Aloha works as an OFW Helpdesk Officer assisting migrant workers and their families. Quezon City, Philippines, 04/2023. © Minette Rimando/ILO
As an OFW Helpdesk Officer in Quezon City, 60-year-old Aloha Gozon has also been assisting migrant workers. She admitted that she is a survivor of violence against women (VAW) who had been a mentally and emotionally battered wife for 30 years. This was in addition to her yearning and separation from her daughter after she remarried and had two more sons.

“Because of my experience for 30 years as a battered wife, I know how to handle those who have been abused and maltreated. I can relate with OFWs who come to us with family issues,” said Aloha.

However, the majority of OFWs leave the country without enough knowledge of the challenges abroad. Aloha admitted that many OFWs and their families are unprepared.

“It is important for OFWs to have knowledge of what they will experience.

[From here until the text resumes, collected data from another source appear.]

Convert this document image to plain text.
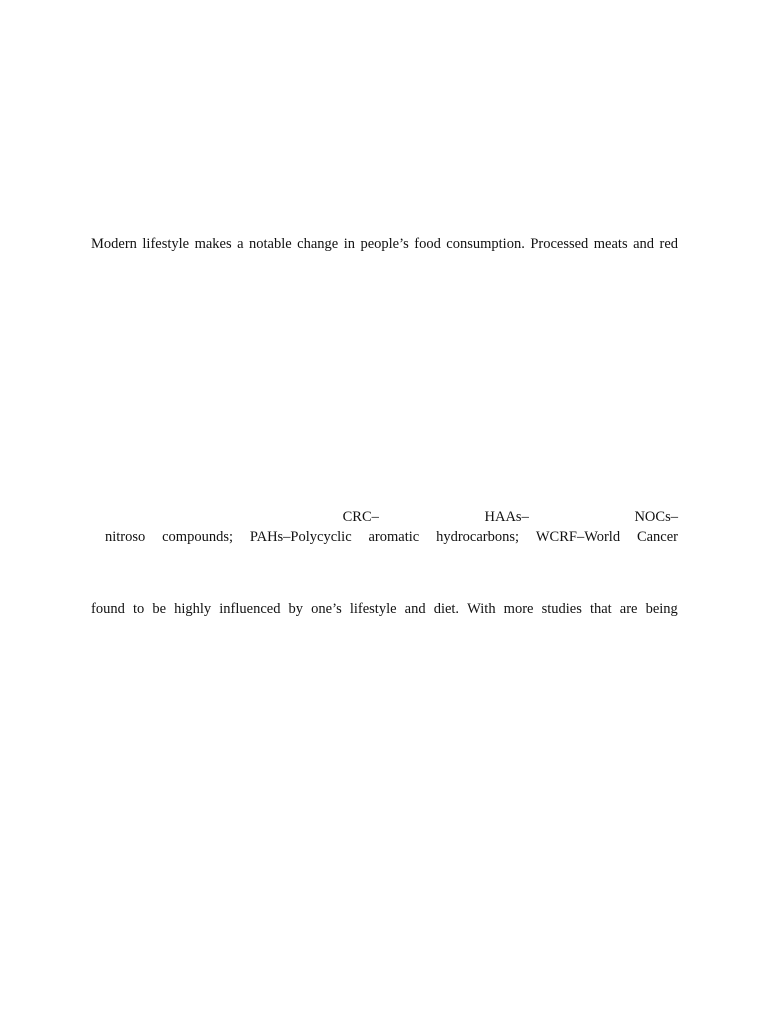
Modern lifestyle makes a notable change in people’s food consumption. Processed meats and red
CRC–	HAAs–	NOCs–
nitroso compounds; PAHs–Polycyclic aromatic hydrocarbons; WCRF–World Cancer
found to be highly influenced by one’s lifestyle and diet. With more studies that are being
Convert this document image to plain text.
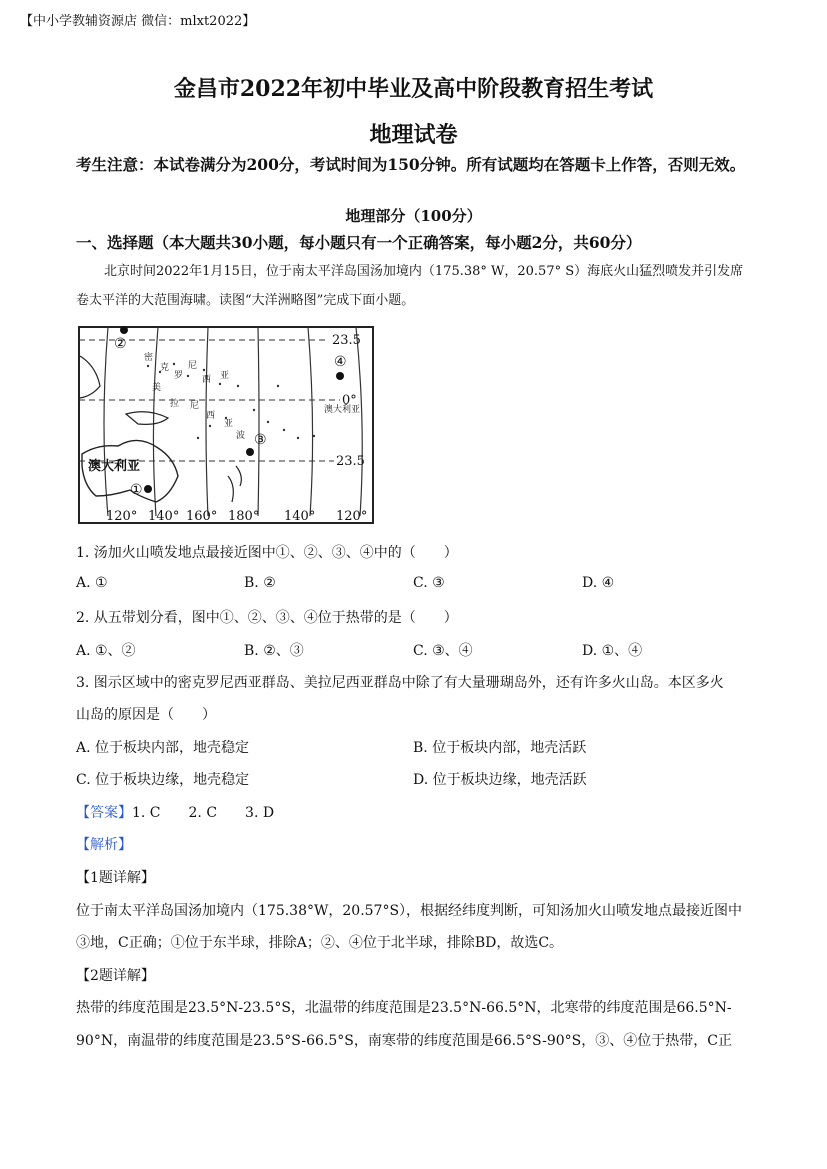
【中小学教辅资源店 微信：mlxt2022】
金昌市2022年初中毕业及高中阶段教育招生考试
地理试卷
考生注意：本试卷满分为200分，考试时间为150分钟。所有试题均在答题卡上作答，否则无效。
地理部分（100分）
一、选择题（本大题共30小题，每小题只有一个正确答案，每小题2分，共60分）
北京时间2022年1月15日，位于南太平洋岛国汤加境内（175.38° W，20.57° S）海底火山猛烈喷发并引发席卷太平洋的大范围海啸。读图“大洋洲略图”完成下面小题。
②
④
③
①
密
克
罗
尼
西 亚
美
拉 尼
西
亚
波
澳大利亚
澳大利亚
23.5
0°
23.5
120° 140° 160° 180° 140° 120°
1. 汤加火山喷发地点最接近图中①、②、③、④中的（　　）
A. ①	B. ②	C. ③	D. ④
2. 从五带划分看，图中①、②、③、④位于热带的是（　　）
A. ①、②	B. ②、③	C. ③、④	D. ①、④
3. 图示区域中的密克罗尼西亚群岛、美拉尼西亚群岛中除了有大量珊瑚岛外，还有许多火山岛。本区多火
山岛的原因是（　　）
A. 位于板块内部，地壳稳定	B. 位于板块内部，地壳活跃
C. 位于板块边缘，地壳稳定	D. 位于板块边缘，地壳活跃
【答案】1. C　　2. C　　3. D
【解析】
【1题详解】
位于南太平洋岛国汤加境内（175.38°W，20.57°S），根据经纬度判断，可知汤加火山喷发地点最接近图中
③地，C正确；①位于东半球，排除A；②、④位于北半球，排除BD，故选C。
【2题详解】
热带的纬度范围是23.5°N-23.5°S，北温带的纬度范围是23.5°N-66.5°N，北寒带的纬度范围是66.5°N-
90°N，南温带的纬度范围是23.5°S-66.5°S，南寒带的纬度范围是66.5°S-90°S，③、④位于热带，C正
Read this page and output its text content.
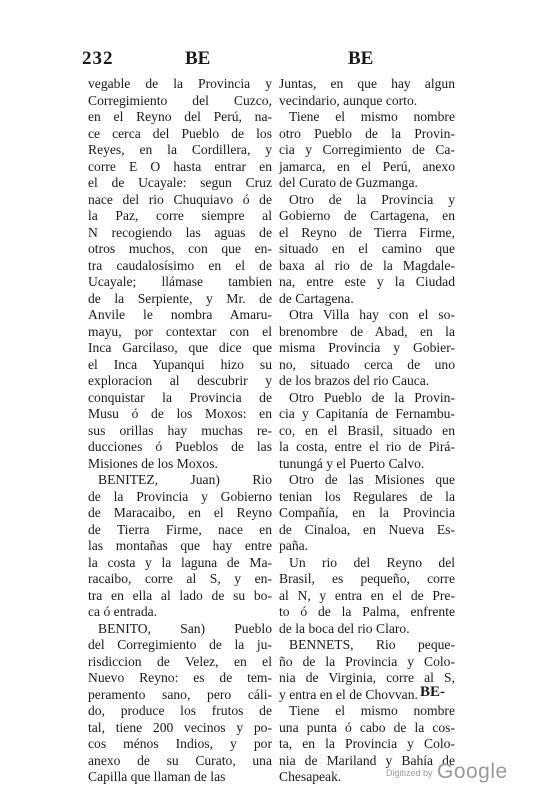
232	BE	BE
vegable de la Provincia y
Corregimiento del Cuzco,
en el Reyno del Perú, na-
ce cerca del Pueblo de los
Reyes, en la Cordillera, y
corre E O hasta entrar en
el de Ucayale: segun Cruz
nace del rio Chuquiavo ó de
la Paz, corre siempre al
N recogiendo las aguas de
otros muchos, con que en-
tra caudalosísimo en el de
Ucayale; llámase tambien
de la Serpiente, y Mr. de
Anvile le nombra Amaru-
mayu, por contextar con el
Inca Garcilaso, que dice que
el Inca Yupanqui hizo su
exploracion al descubrir y
conquistar la Provincia de
Musu ó de los Moxos: en
sus orillas hay muchas re-
ducciones ó Pueblos de las
Misiones de los Moxos.
BENITEZ, Juan) Rio
de la Provincia y Gobierno
de Maracaibo, en el Reyno
de Tierra Firme, nace en
las montañas que hay entre
la costa y la laguna de Ma-
racaibo, corre al S, y en-
tra en ella al lado de su bo-
ca ó entrada.
BENITO, San) Pueblo
del Corregimiento de la ju-
risdiccion de Velez, en el
Nuevo Reyno: es de tem-
peramento sano, pero cáli-
do, produce los frutos de
tal, tiene 200 vecinos y po-
cos ménos Indios, y por
anexo de su Curato, una
Capilla que llaman de las
Juntas, en que hay algun
vecindario, aunque corto.
Tiene el mismo nombre
otro Pueblo de la Provin-
cia y Corregimiento de Ca-
jamarca, en el Perú, anexo
del Curato de Guzmanga.
Otro de la Provincia y
Gobierno de Cartagena, en
el Reyno de Tierra Firme,
situado en el camino que
baxa al rio de la Magdale-
na, entre este y la Ciudad
de Cartagena.
Otra Villa hay con el so-
brenombre de Abad, en la
misma Provincia y Gobier-
no, situado cerca de uno
de los brazos del rio Cauca.
Otro Pueblo de la Provin-
cia y Capitanía de Fernambu-
co, en el Brasil, situado en
la costa, entre el rio de Pirá-
tunungá y el Puerto Calvo.
Otro de las Misiones que
tenian los Regulares de la
Compañía, en la Provincia
de Cinaloa, en Nueva Es-
paña.
Un rio del Reyno del
Brasil, es pequeño, corre
al N, y entra en el de Pre-
to ó de la Palma, enfrente
de la boca del rio Claro.
BENNETS, Rio peque-
ño de la Provincia y Colo-
nia de Virginia, corre al S,
y entra en el de Chovvan.
Tiene el mismo nombre
una punta ó cabo de la cos-
ta, en la Provincia y Colo-
nia de Mariland y Bahía de
Chesapeak.
BE-
Digitized by Google
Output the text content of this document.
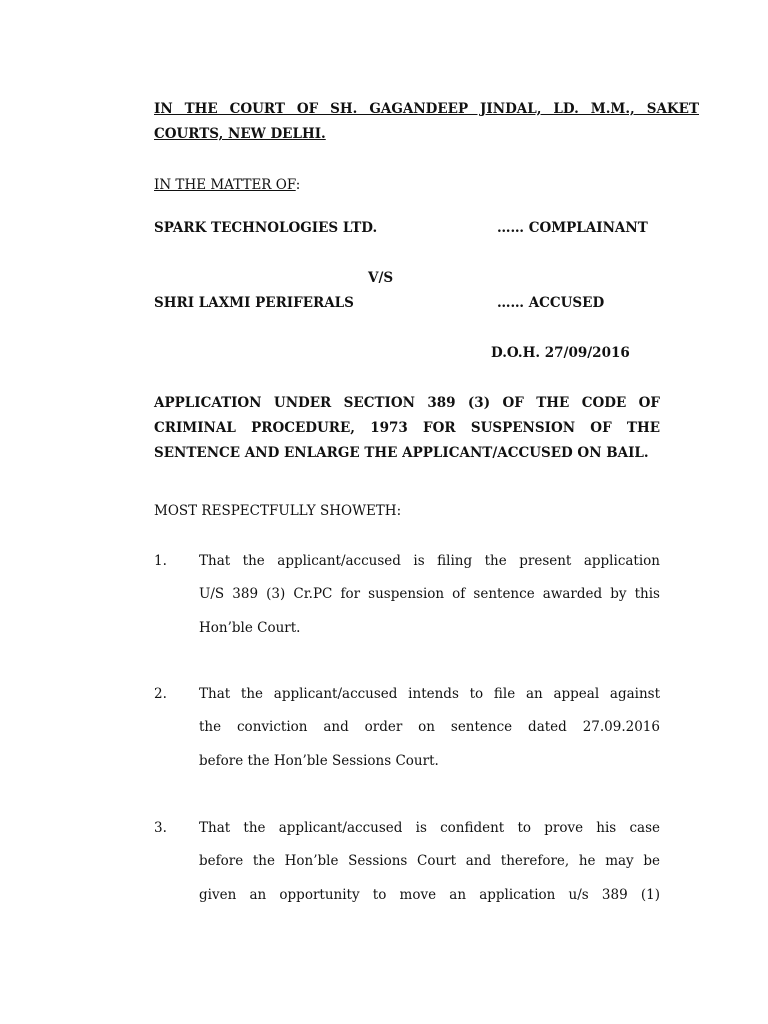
IN THE COURT OF SH. GAGANDEEP JINDAL, LD. M.M., SAKET
COURTS, NEW DELHI.
IN THE MATTER OF:
SPARK TECHNOLOGIES LTD.	…… COMPLAINANT
V/S
SHRI LAXMI PERIFERALS	…… ACCUSED
D.O.H. 27/09/2016
APPLICATION UNDER SECTION 389 (3) OF THE CODE OF
CRIMINAL PROCEDURE, 1973 FOR SUSPENSION OF THE
SENTENCE AND ENLARGE THE APPLICANT/ACCUSED ON BAIL.
MOST RESPECTFULLY SHOWETH:
1. That the applicant/accused is filing the present application
U/S 389 (3) Cr.PC for suspension of sentence awarded by this
Hon’ble Court.
2. That the applicant/accused intends to file an appeal against
the conviction and order on sentence dated 27.09.2016
before the Hon’ble Sessions Court.
3. That the applicant/accused is confident to prove his case
before the Hon’ble Sessions Court and therefore, he may be
given an opportunity to move an application u/s 389 (1)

The MRC and the ILO assisted us with reintegration services and pre-employment orientation. OFWs are aware of groups or agencies they can approach,” Aloha cited.

Aside from trainings, Aloha stressed the need for medical and livelihood assistance with regular monitoring since not all OFWs are successful abroad.

ILO Assistant Director-General and Asia-Pacific Regional Director Chihoko Asada-Miyakawa visits the Quezon City Migrant Worker Resource Centre and engages in a dialogue with returned OFWs and their families. Quezon City, Philippines 04/2023. © ILO
In her recent visit to the MRC, ILO Assistant Director-General and Asia-Pacific Regional Director Chihoko Asada-Miyakawa reiterated the need to address issues of migrant workers at the community level, uphold their rights and promote decent work. “The rights of all workers should be respected and enforced. I will continue to send this message to all Asia-Pacific member States and organizations,” she said.

Part of the MRC support is funded by the European Union through the Safe and Fair Programme: Realizing women migrant workers’ rights and opportunities in the ASEAN region, led by the ILO with UN Women and in collaboration with UNODC.

The ILO-UN Women-IOM BRIDGE Programme also contributed to the initiative with the support of the Migration Multi-Partner Trust Fund (MPTF) to help governments meet its Global Compact for Migration commitments.

Overseas Filipino Workers and their families, officials from the Quezon City Migrant Worker Resource Centre and the ILO call to stop violence against women.